Hallucination as a Computational Boundary: A Hierarchy of Inevitability and the Oracle Escape
Wang Xi, Quan Shi, Zenghui Ding, Jianqing Gao, Xianjun Yang
TL;DR
This work formalizes hallucination as an intrinsic limit when LLMs are modeled as probabilistic Turing machines, introducing a three-boundary hierarchy (Diagonalization, Uncomputability, Information-Theoretic) and two escape strategies: external Oracle augmentation (RAG) and internal continual learning (CL). It develops a neuro-game-theoretic, CLS-inspired framework for adaptive escape, proves amortized cost advantages for continual learning, and introduces Computational Class Alignment (CCA) as a safety principle. The experimental validation with a RAG-CL hybrid demonstrates robust accuracy with cost benefits, supporting dynamic alignment of task complexity to the agent's computational class.
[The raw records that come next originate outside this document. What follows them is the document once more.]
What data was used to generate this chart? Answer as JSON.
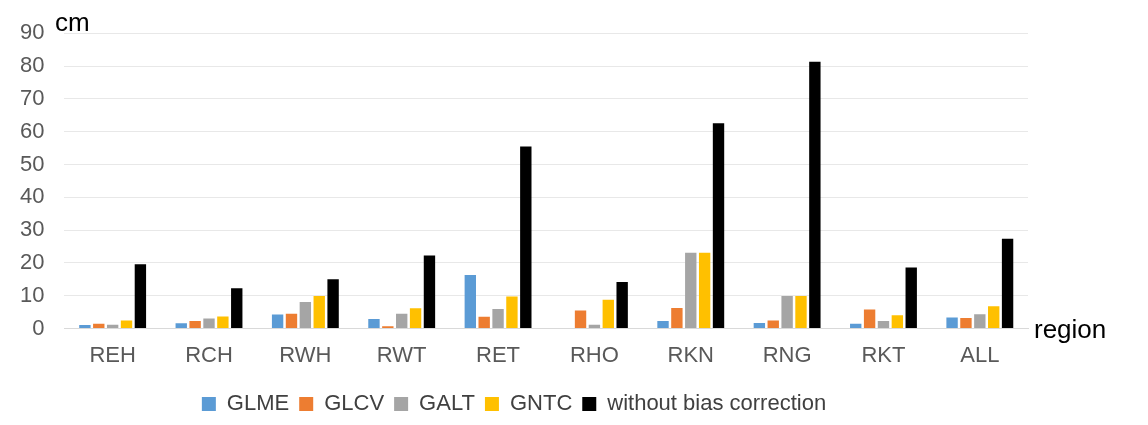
{
  "chart_data": {
    "type": "bar",
    "xlabel": "region",
    "ylabel": "cm",
    "categories": [
      "REH",
      "RCH",
      "RWH",
      "RWT",
      "RET",
      "RHO",
      "RKN",
      "RNG",
      "RKT",
      "ALL"
    ],
    "series": [
      {
        "name": "GLME",
        "color": "#5b9bd5",
        "values": [
          1.1,
          1.6,
          4.3,
          2.9,
          16.3,
          null,
          2.3,
          1.7,
          1.5,
          3.4
        ]
      },
      {
        "name": "GLCV",
        "color": "#ed7d31",
        "values": [
          1.5,
          2.3,
          4.5,
          0.7,
          3.6,
          5.5,
          6.3,
          2.5,
          5.8,
          3.2
        ]
      },
      {
        "name": "GALT",
        "color": "#a5a5a5",
        "values": [
          1.2,
          3.1,
          8.1,
          4.5,
          6.0,
          1.2,
          23.1,
          9.9,
          2.3,
          4.4
        ]
      },
      {
        "name": "GNTC",
        "color": "#ffc000",
        "values": [
          2.5,
          3.7,
          9.9,
          6.2,
          9.8,
          8.8,
          23.1,
          9.9,
          4.1,
          6.8
        ]
      },
      {
        "name": "without bias correction",
        "color": "#000000",
        "values": [
          19.6,
          12.3,
          15.0,
          22.3,
          55.5,
          14.2,
          62.6,
          81.3,
          18.6,
          27.4
        ]
      }
    ],
    "ylim": [
      0,
      90
    ],
    "yticks": [
      0,
      10,
      20,
      30,
      40,
      50,
      60,
      70,
      80,
      90
    ],
    "grid": "y",
    "legend": "bottom"
  }
}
Overall, the paper shifts safety design from single-model fixes to ecosystemwide, boundary-aware strategies that adaptively elevate internal capabilities.
Abstract
The illusion phenomenon of large language models (LLMs) is the core obstacle to their reliable deployment. This article formalizes the large language model as a probabilistic Turing machine by constructing a "computational necessity hierarchy", and for the first time proves the illusions are inevitable on diagonalization, incomputability, and information theory boundaries supported by the new "learner pump lemma". However, we propose two "escape routes": one is to model Retrieval Enhanced Generations (RAGs) as oracle machines, proving their absolute escape through "computational jumps", providing the first formal theory for the effectiveness of RAGs; The second is to formalize continuous learning as an "internalized oracle" mechanism and implement this path through a novel neural game theory framework. Finally, this article proposes a feasible new principle for artificial intelligence security - Computational Class Alignment (CCA), which requires strict matching between task complexity and the actual computing power of the system, providing theoretical support for the secure application of artificial intelligence.